My equivalent April 1st 2021 “realistic” scenario is here, and as far as April 1st 2021, of course, is identical to my 800-day version above.
As we see, comparing with my previous 800-day outlook above, which uses the same settings, the situation at April 1st 2021 should be a good indicator of the longer term, provided there isn’t further bad news (see, however, my Concluding Thoughts below). All of the forecasts for deaths, well into 6 figures, are sobering.
It is easy to see from all of this why the UK Government are so worried about the situation. It was recognised that in an epidemic, early and decisive action is necessary to make a difference, learning their lesson from earlier delays in March and October, owing to the near-exponential behaviour of the infection.
On reflection one could ask why the festive period relaxations were announced quite so early; but allowing that family, social and economic life has been so traumatised through 2020, some gesture must have been felt to be needed.
Persistent increases in cases and deaths in the last few weeks, far from reducing, have increased further. While being, possibly, somewhat sub-exponential (the definition of exponential growth might be stated as “increasing by a fixed ratio in every fixed period” (e.g. doubling every week), until interventions take effect), they are very likely to have their roots in this new virus variant.
This has convinced advisers (SPI-M), and then the SAGE Committee, and finally the Government (who make the decisions) that the planned relaxations could not be sustained in the face of this new threat and driver for the increasing rates of infection and deaths.
Only a few of my charts in this post reflect feasible outcomes; the others, as described, are to explore and illuminate the behaviour and sensitivity of the model, and to arrive at a realistic scenario with more confidence, seeing the outcomes in the context of the sensitivity to input parameters.

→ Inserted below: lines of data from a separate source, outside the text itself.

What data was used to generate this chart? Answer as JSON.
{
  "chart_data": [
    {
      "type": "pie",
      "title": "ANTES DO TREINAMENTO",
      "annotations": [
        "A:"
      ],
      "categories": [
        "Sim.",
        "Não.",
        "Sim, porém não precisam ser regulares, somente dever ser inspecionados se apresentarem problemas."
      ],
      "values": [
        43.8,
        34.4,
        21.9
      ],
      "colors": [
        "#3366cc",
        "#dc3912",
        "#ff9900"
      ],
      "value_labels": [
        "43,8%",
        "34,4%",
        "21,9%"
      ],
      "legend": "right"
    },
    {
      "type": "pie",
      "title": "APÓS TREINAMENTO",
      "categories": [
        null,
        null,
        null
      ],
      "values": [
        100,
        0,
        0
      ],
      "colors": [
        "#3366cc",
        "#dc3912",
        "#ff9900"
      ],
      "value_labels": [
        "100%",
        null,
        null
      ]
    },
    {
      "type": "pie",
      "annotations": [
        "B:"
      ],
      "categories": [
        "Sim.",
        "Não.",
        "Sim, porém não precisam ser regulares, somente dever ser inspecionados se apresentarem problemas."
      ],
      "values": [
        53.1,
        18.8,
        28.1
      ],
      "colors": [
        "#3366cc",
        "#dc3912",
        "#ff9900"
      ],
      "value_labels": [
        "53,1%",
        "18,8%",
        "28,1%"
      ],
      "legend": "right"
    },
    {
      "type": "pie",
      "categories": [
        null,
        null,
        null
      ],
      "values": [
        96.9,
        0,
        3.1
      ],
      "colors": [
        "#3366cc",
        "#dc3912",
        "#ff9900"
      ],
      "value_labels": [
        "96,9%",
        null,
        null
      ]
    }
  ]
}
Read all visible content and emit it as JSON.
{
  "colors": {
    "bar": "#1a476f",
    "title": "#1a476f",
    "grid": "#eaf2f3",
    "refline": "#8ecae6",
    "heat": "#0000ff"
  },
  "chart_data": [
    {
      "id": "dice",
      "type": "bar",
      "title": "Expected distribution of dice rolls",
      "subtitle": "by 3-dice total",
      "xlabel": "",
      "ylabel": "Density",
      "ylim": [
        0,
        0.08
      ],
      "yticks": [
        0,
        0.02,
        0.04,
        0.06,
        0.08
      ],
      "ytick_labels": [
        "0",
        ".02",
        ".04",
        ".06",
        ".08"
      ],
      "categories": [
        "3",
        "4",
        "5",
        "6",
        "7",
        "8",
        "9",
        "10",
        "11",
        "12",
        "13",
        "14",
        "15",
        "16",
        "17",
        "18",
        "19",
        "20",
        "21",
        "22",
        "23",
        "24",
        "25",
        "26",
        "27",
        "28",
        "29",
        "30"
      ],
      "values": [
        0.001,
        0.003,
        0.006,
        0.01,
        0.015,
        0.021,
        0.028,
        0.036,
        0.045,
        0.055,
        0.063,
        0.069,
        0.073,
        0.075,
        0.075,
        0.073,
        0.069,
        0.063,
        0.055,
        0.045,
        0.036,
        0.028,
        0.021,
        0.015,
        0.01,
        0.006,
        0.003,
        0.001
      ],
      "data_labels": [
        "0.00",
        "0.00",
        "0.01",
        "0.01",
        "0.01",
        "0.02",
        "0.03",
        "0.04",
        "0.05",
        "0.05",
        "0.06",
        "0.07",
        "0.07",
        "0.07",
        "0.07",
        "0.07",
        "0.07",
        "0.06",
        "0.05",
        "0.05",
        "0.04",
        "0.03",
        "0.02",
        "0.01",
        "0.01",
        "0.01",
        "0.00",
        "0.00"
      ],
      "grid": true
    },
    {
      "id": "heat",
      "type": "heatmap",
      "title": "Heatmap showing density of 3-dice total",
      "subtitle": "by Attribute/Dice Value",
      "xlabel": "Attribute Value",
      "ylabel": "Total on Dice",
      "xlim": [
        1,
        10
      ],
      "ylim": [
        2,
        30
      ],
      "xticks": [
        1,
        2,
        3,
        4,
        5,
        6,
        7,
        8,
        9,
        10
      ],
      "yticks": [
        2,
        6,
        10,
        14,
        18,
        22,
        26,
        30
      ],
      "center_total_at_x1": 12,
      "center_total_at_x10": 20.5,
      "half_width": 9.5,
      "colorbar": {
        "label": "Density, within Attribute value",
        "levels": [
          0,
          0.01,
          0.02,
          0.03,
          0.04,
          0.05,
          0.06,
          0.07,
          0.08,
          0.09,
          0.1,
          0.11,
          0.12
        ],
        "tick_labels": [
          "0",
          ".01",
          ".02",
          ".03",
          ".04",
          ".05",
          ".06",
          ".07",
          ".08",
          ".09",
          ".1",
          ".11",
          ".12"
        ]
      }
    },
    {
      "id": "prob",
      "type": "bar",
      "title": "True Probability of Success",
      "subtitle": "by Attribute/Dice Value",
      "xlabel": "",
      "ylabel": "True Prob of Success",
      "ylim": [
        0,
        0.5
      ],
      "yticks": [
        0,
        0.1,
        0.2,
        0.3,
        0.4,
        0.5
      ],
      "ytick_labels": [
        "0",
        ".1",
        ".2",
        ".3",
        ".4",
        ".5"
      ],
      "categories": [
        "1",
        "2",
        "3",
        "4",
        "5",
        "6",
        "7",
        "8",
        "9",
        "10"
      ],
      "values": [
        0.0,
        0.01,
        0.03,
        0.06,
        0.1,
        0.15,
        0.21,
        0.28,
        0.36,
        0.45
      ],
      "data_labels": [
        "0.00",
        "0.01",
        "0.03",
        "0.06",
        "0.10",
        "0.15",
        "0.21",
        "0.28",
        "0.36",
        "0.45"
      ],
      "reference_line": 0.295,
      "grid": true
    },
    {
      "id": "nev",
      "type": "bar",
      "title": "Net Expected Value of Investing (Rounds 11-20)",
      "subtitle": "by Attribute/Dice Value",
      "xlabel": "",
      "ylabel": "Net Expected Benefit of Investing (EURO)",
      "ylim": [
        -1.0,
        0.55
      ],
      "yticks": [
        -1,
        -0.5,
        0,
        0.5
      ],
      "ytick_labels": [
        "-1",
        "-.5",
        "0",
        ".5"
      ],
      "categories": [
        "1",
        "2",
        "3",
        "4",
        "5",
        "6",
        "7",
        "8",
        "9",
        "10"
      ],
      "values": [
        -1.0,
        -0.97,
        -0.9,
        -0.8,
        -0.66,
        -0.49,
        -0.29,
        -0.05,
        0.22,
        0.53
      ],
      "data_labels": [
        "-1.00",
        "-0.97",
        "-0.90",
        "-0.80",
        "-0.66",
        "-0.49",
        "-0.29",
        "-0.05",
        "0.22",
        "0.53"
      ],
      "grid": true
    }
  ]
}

As I write this, the Government has just announced the geographical widening of Tier 4 interventions to take effect on Boxing Day, December 26th, in the UK. This blog post will, no doubt, need another update, quite soon, once the policy becomes clearer for the near term as a whole.
As far as the epidemic is concerned, we also need to understand more about the transmission rates, any age dependencies and whether any of the clinical consequences might be different, including any possible impact on the efficacies of the vaccines so far developed.
Finally, another new variant (501v2 or UK VOC122020/02, lineage B1.351 or 501Y.V2) has just been discovered, linked to contacts from South Africa, and further measures are to be put in place in the UK to force quarantining of such contacts in the UK; the possibly of putting such provisions into law has been mentioned.
My next development will be further to examine the compartmental restructuring of my model, as described by Prof Maia Martcheva in Chapter 8 of her book (p183 pp) the “Competitive Exclusion Principle“, since we soon might be confronted with simultaneous multiple strains of SARS-Cov-2.
Such restructuring would be similar to that I described in my blog post on November 18th for the vaccination module.
Finally – as far as vaccination is concerned, if, as I have indicated above, the required % of population to be vaccinated is between 80% and 90%, then as I said in the sub-title of my 18th November blog post, about the need for the vaccine to be taken, and as Dolly Parton might have put it, “don’t refuse it, just because you can”.